A Two-Point Association Tracking System Incorporated With YOLOv11 for Real-Time Visual Tracking of Laparoscopic Surgical Instruments

The application of real-time visual tracking in laparoscopic surgery has gained significant attention in recent years, driven by the growing demand for precise and automated surgical assistance. Instrument tracking, in particular, is critical for enhancing the safety and efficacy of minimally invasive surgery, where direct visibility is often limited. Real-time tracking of surgical instruments allows for more accurate maneuvering, reduces the risk of accidental tissue damage, and enables the development of advanced computer-assisted surgical systems.

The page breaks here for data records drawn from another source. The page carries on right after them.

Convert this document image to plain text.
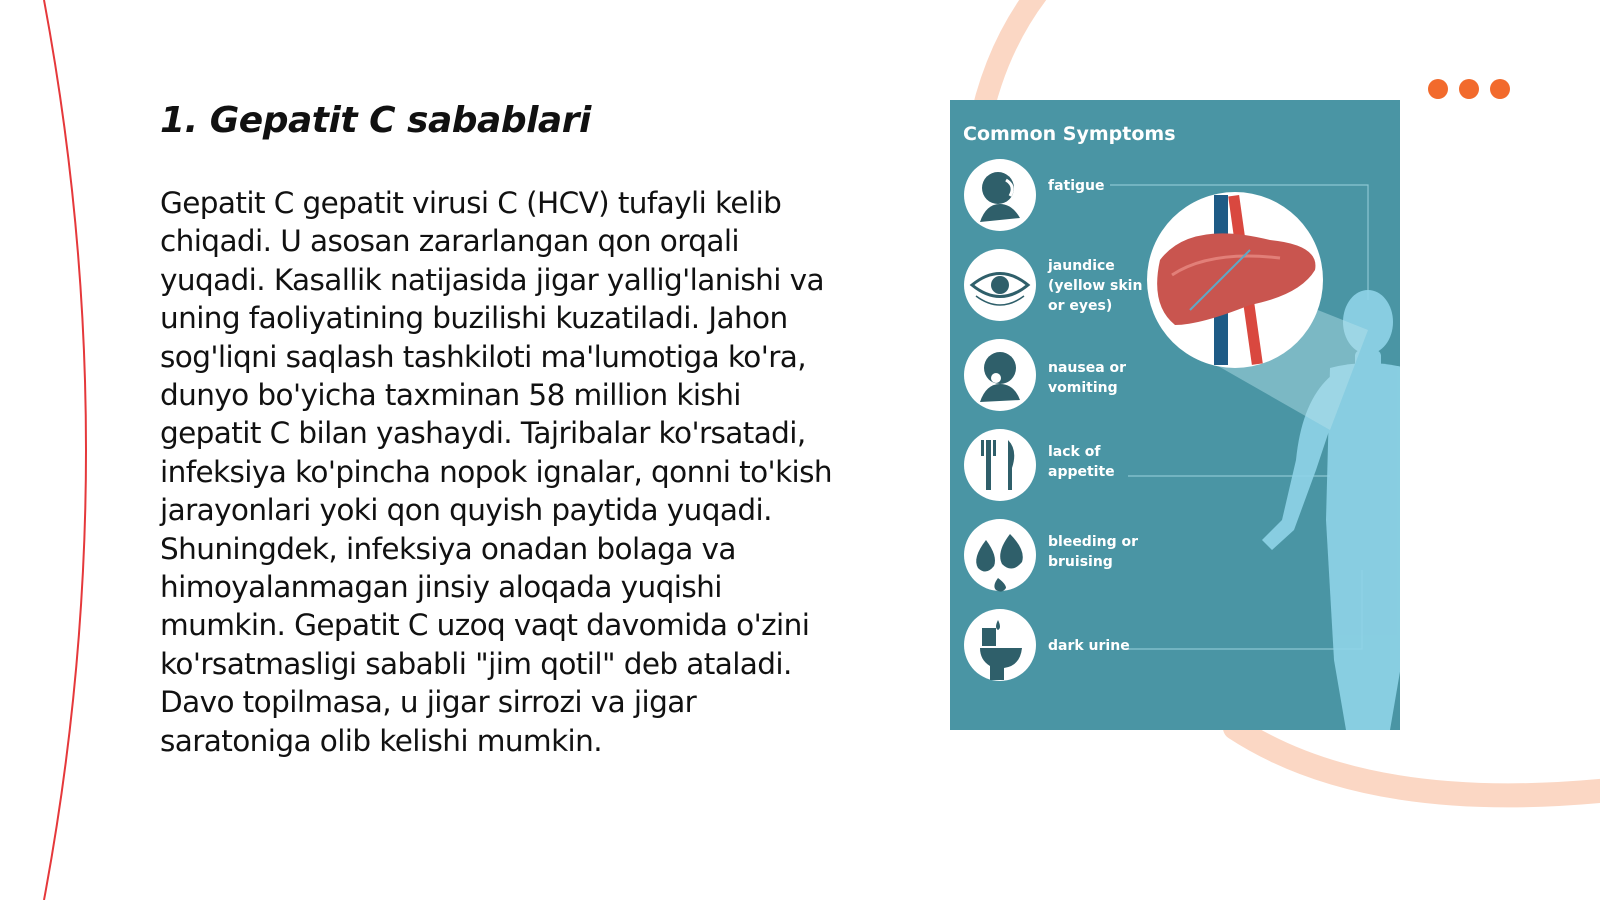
1. Gepatit C sabablari

Gepatit C gepatit virusi C (HCV) tufayli kelib chiqadi. U asosan zararlangan qon orqali yuqadi. Kasallik natijasida jigar yallig'lanishi va uning faoliyatining buzilishi kuzatiladi. Jahon sog'liqni saqlash tashkiloti ma'lumotiga ko'ra, dunyo bo'yicha taxminan 58 million kishi gepatit C bilan yashaydi. Tajribalar ko'rsatadi, infeksiya ko'pincha nopok ignalar, qonni to'kish jarayonlari yoki qon quyish paytida yuqadi. Shuningdek, infeksiya onadan bolaga va himoyalanmagan jinsiy aloqada yuqishi mumkin. Gepatit C uzoq vaqt davomida o'zini ko'rsatmasligi sababli "jim qotil" deb ataladi. Davo topilmasa, u jigar sirrozi va jigar saratoniga olib kelishi mumkin.

Common Symptoms
fatigue
jaundice (yellow skin or eyes)
nausea or vomiting
lack of appetite
bleeding or bruising
dark urine
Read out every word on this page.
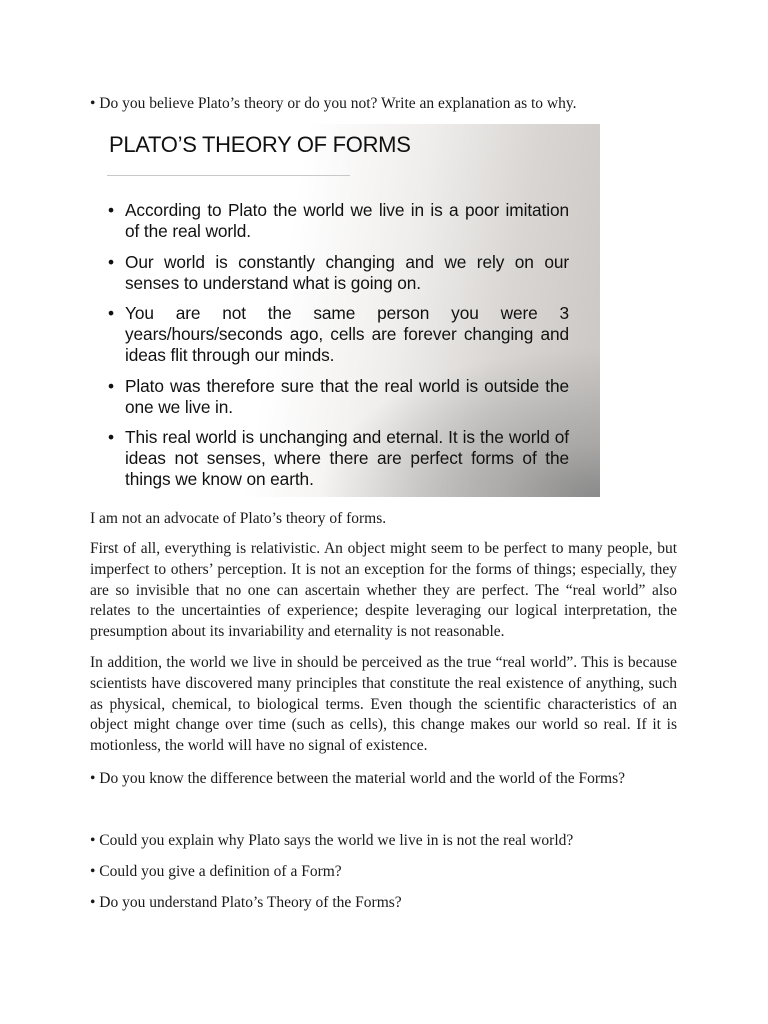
• Do you believe Plato’s theory or do you not? Write an explanation as to why.
PLATO’S THEORY OF FORMS
• According to Plato the world we live in is a poor imitation of the real world.
• Our world is constantly changing and we rely on our senses to understand what is going on.
• You are not the same person you were 3 years/hours/seconds ago, cells are forever changing and ideas flit through our minds.
• Plato was therefore sure that the real world is outside the one we live in.
• This real world is unchanging and eternal. It is the world of ideas not senses, where there are perfect forms of the things we know on earth.
I am not an advocate of Plato’s theory of forms.
First of all, everything is relativistic. An object might seem to be perfect to many people, but imperfect to others’ perception. It is not an exception for the forms of things; especially, they are so invisible that no one can ascertain whether they are perfect. The “real world” also relates to the uncertainties of experience; despite leveraging our logical interpretation, the presumption about its invariability and eternality is not reasonable.
In addition, the world we live in should be perceived as the true “real world”. This is because scientists have discovered many principles that constitute the real existence of anything, such as physical, chemical, to biological terms. Even though the scientific characteristics of an object might change over time (such as cells), this change makes our world so real. If it is motionless, the world will have no signal of existence.
• Do you know the difference between the material world and the world of the Forms?
• Could you explain why Plato says the world we live in is not the real world?
• Could you give a definition of a Form?
• Do you understand Plato’s Theory of the Forms?
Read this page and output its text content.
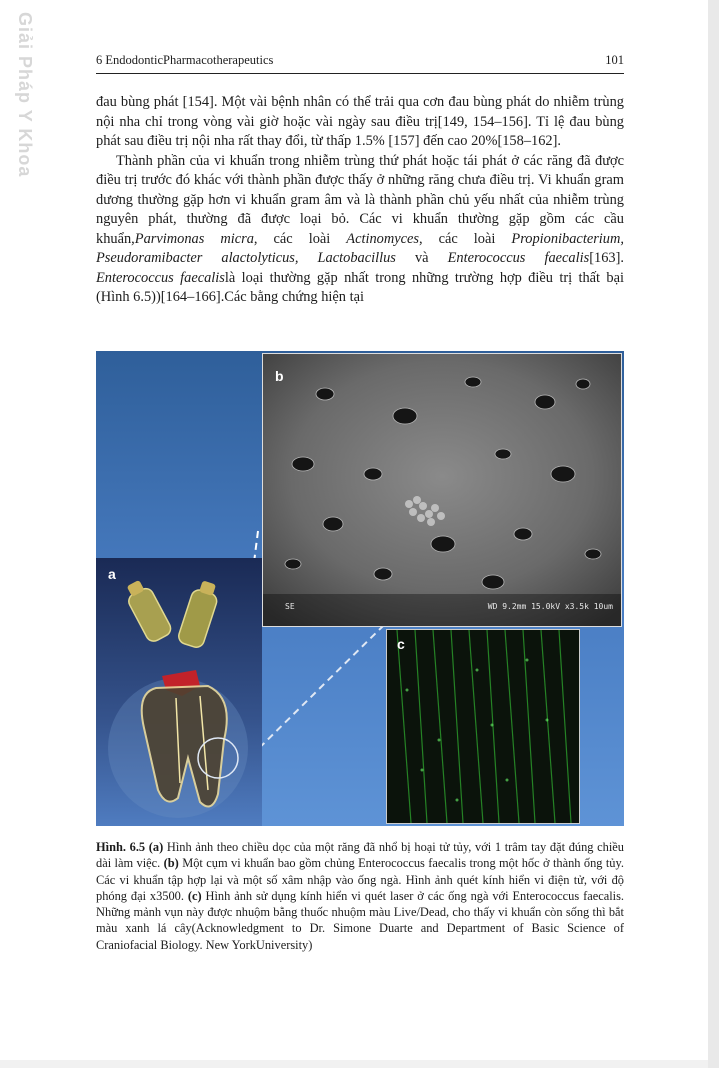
Giải Pháp Y Khoa	6 EndodonticPharmacotherapeutics	101

đau bùng phát [154]. Một vài bệnh nhân có thể trải qua cơn đau bùng phát do nhiễm trùng nội nha chỉ trong vòng vài giờ hoặc vài ngày sau điều trị[149, 154–156]. Tỉ lệ đau bùng phát sau điều trị nội nha rất thay đổi, từ thấp 1.5% [157] đến cao 20%[158–162].

Thành phần của vi khuẩn trong nhiễm trùng thứ phát hoặc tái phát ở các răng đã được điều trị trước đó khác với thành phần được thấy ở những răng chưa điều trị. Vi khuẩn gram dương thường gặp hơn vi khuẩn gram âm và là thành phần chủ yếu nhất của nhiễm trùng nguyên phát, thường đã được loại bỏ. Các vi khuẩn thường gặp gồm các cầu khuẩn,Parvimonas micra, các loài Actinomyces, các loài Propionibacterium, Pseudoramibacter alactolyticus, Lactobacillus và Enterococcus faecalis[163]. Enterococcus faecalislà loại thường gặp nhất trong những trường hợp điều trị thất bại (Hình 6.5))[164–166].Các bằng chứng hiện tại

a
b
SE	WD 9.2mm 15.0kV x3.5k 10um
c
Hình. 6.5 (a) Hình ảnh theo chiều dọc của một răng đã nhổ bị hoại tử tủy, với 1 trâm tay đặt đúng chiều dài làm việc. (b) Một cụm vi khuẩn bao gồm chủng Enterococcus faecalis trong một hốc ở thành ống tủy. Các vi khuẩn tập hợp lại và một số xâm nhập vào ống ngà. Hình ảnh quét kính hiển vi điện tử, với độ phóng đại x3500. (c) Hình ảnh sử dụng kính hiển vi quét laser ở các ống ngà với Enterococcus faecalis. Những mảnh vụn này được nhuộm bằng thuốc nhuộm màu Live/Dead, cho thấy vi khuẩn còn sống thì bắt màu xanh lá cây(Acknowledgment to Dr. Simone Duarte and Department of Basic Science of Craniofacial Biology. New YorkUniversity)
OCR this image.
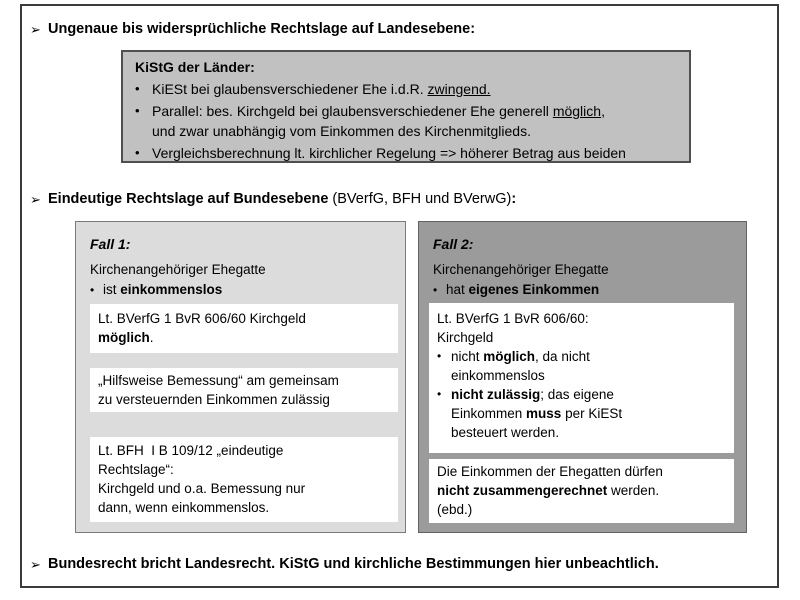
➢ Ungenaue bis widersprüchliche Rechtslage auf Landesebene:
KiStG der Länder:
• KiESt bei glaubensverschiedener Ehe i.d.R. zwingend.
• Parallel: bes. Kirchgeld bei glaubensverschiedener Ehe generell möglich,
und zwar unabhängig vom Einkommen des Kirchenmitglieds.
• Vergleichsberechnung lt. kirchlicher Regelung => höherer Betrag aus beiden
➢ Eindeutige Rechtslage auf Bundesebene (BVerfG, BFH und BVerwG):
Fall 1:
Kirchenangehöriger Ehegatte
• ist einkommenslos
Lt. BVerfG 1 BvR 606/60 Kirchgeld
möglich.
„Hilfsweise Bemessung“ am gemeinsam
zu versteuernden Einkommen zulässig
Lt. BFH  I B 109/12 „eindeutige
Rechtslage“:
Kirchgeld und o.a. Bemessung nur
dann, wenn einkommenslos.
Fall 2:
Kirchenangehöriger Ehegatte
• hat eigenes Einkommen
Lt. BVerfG 1 BvR 606/60:
Kirchgeld
• nicht möglich, da nicht
einkommenslos
• nicht zulässig; das eigene
Einkommen muss per KiESt
besteuert werden.
Die Einkommen der Ehegatten dürfen
nicht zusammengerechnet werden.
(ebd.)
➢ Bundesrecht bricht Landesrecht. KiStG und kirchliche Bestimmungen hier unbeachtlich.
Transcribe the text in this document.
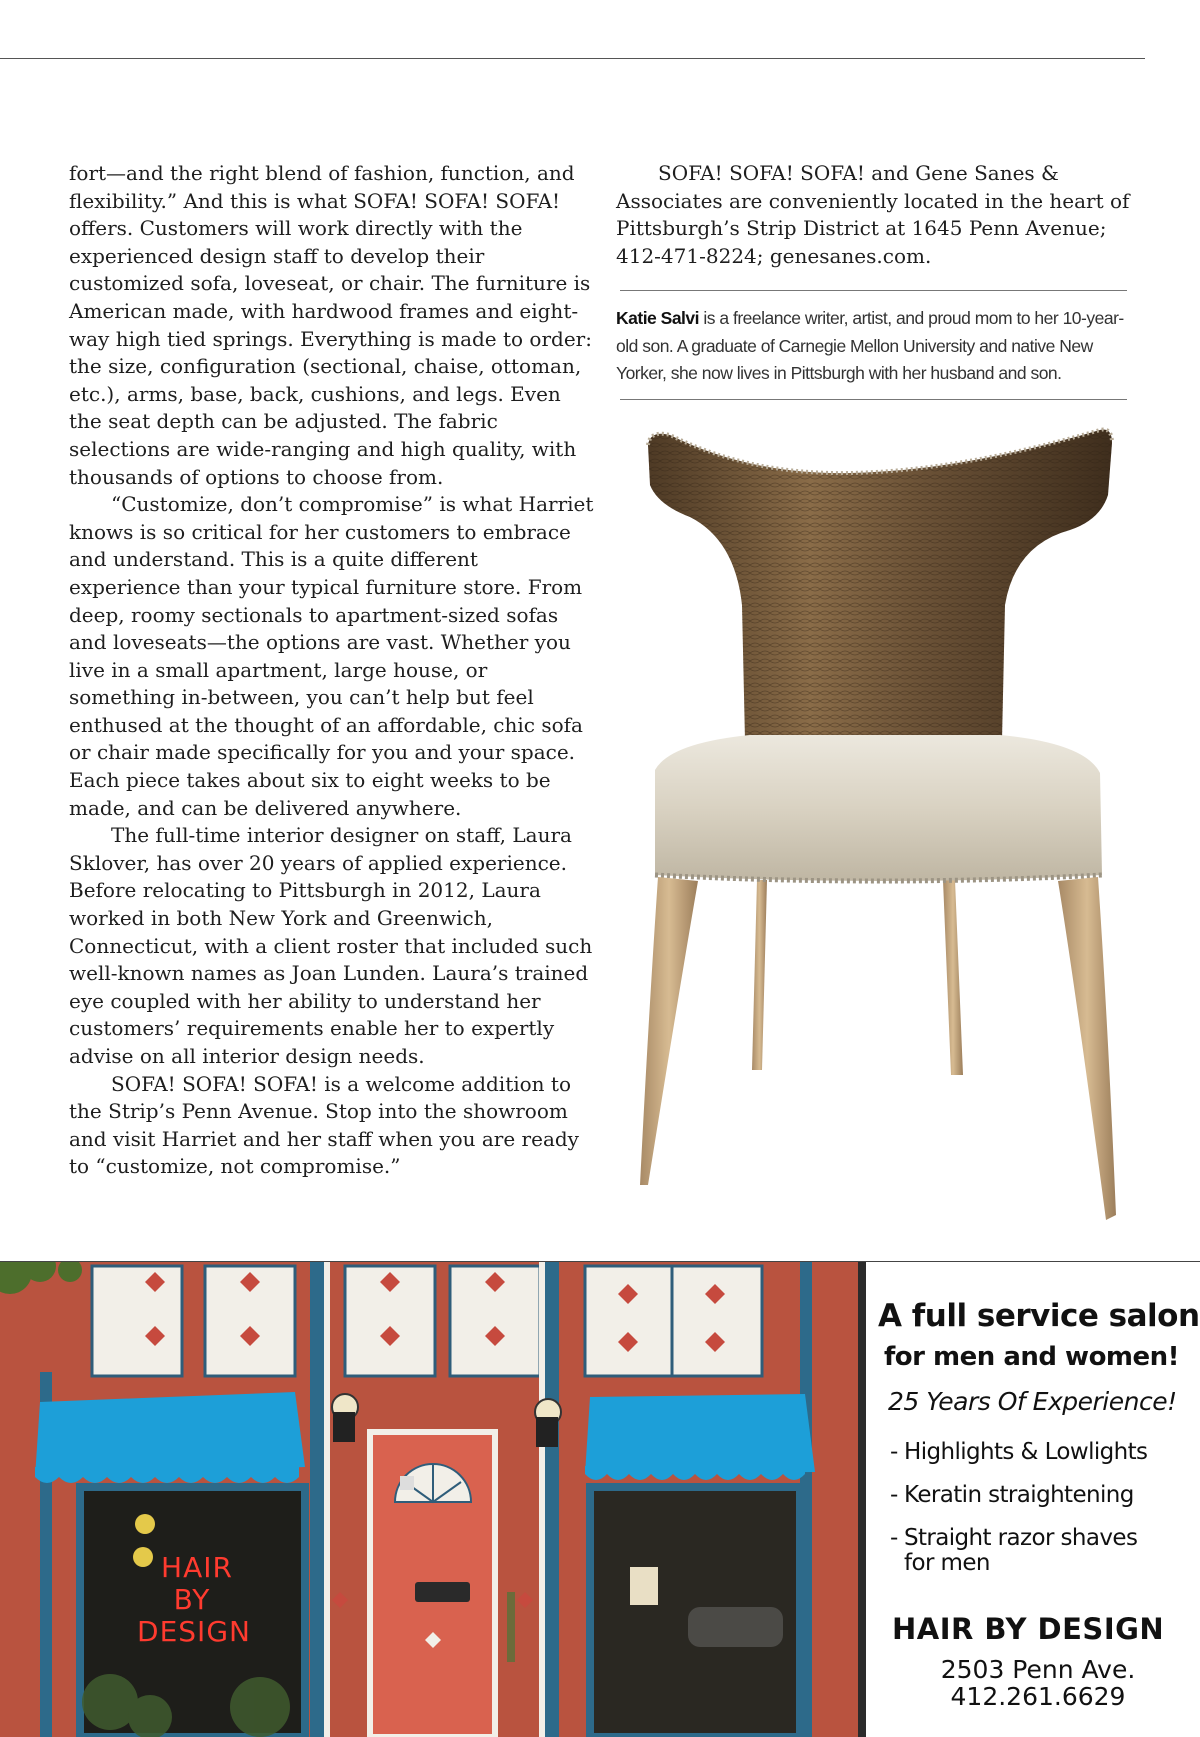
fort—and the right blend of fashion, function, and flexibility.” And this is what SOFA! SOFA! SOFA! offers. Customers will work directly with the experienced design staff to develop their customized sofa, loveseat, or chair. The furniture is American made, with hardwood frames and eight-way high tied springs. Everything is made to order: the size, configuration (sectional, chaise, ottoman, etc.), arms, base, back, cushions, and legs. Even the seat depth can be adjusted. The fabric selections are wide-ranging and high quality, with thousands of options to choose from.

“Customize, don’t compromise” is what Harriet knows is so critical for her customers to embrace and understand. This is a quite different experience than your typical furniture store. From deep, roomy sectionals to apartment-sized sofas and loveseats—the options are vast. Whether you live in a small apartment, large house, or something in-between, you can’t help but feel enthused at the thought of an affordable, chic sofa or chair made specifically for you and your space. Each piece takes about six to eight weeks to be made, and can be delivered anywhere.

The full-time interior designer on staff, Laura Sklover, has over 20 years of applied experience. Before relocating to Pittsburgh in 2012, Laura worked in both New York and Greenwich, Connecticut, with a client roster that included such well-known names as Joan Lunden. Laura’s trained eye coupled with her ability to understand her customers’ requirements enable her to expertly advise on all interior design needs.

SOFA! SOFA! SOFA! is a welcome addition to the Strip’s Penn Avenue. Stop into the showroom and visit Harriet and her staff when you are ready to “customize, not compromise.”

SOFA! SOFA! SOFA! and Gene Sanes & Associates are conveniently located in the heart of Pittsburgh’s Strip District at 1645 Penn Avenue; 412-471-8224; genesanes.com.

Katie Salvi is a freelance writer, artist, and proud mom to her 10-year-old son. A graduate of Carnegie Mellon University and native New Yorker, she now lives in Pittsburgh with her husband and son.
HAIR
BY
DESIGN
A full service salon
for men and women!
25 Years Of Experience!
- Highlights & Lowlights
- Keratin straightening
- Straight razor shaves
for men
HAIR BY DESIGN
2503 Penn Ave.
412.261.6629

In this context, advancements in deep learning, particularly through detection models and modern tracking algorithms, have opened new avenues for addressing the challenges posed by real-time laparoscopic instrument tracking. However, according to the preliminary results, the existing combination of the detection model and tracking algorithm could not often handle the remaining challenges, including fast-motion speed, occlusion, overlapping, and close proximity of surgical instruments. This paper proposes a novel two-point association approach for surgical instrument tracking using a combination of YOLOv11 for object detection and refined ByteTrack for tracking. The proposed system is evaluated on a comprehensive dataset of surgical videos. The experimental results demonstrate superior performance in terms of segmentation accuracy (via F1-score), tracking robustness (via MOTA and HOTA), and real-time processing speed (via FPS). In order to validate the effectiveness of this research, real-time surgical instrument tracking is performed with the streaming of laparoscopic gynecologic surgery on a donated soft-tissue cadaver. The results indicate that the proposed system significantly improves the segmentation and tracking of surgical instruments, offering a reliable tool for enhancing intraoperative navigation and reducing the risk of surgical errors. This work contributes to the advancement of intelligent surgical systems, providing a foundation for further integration of machine learning techniques in the operating room.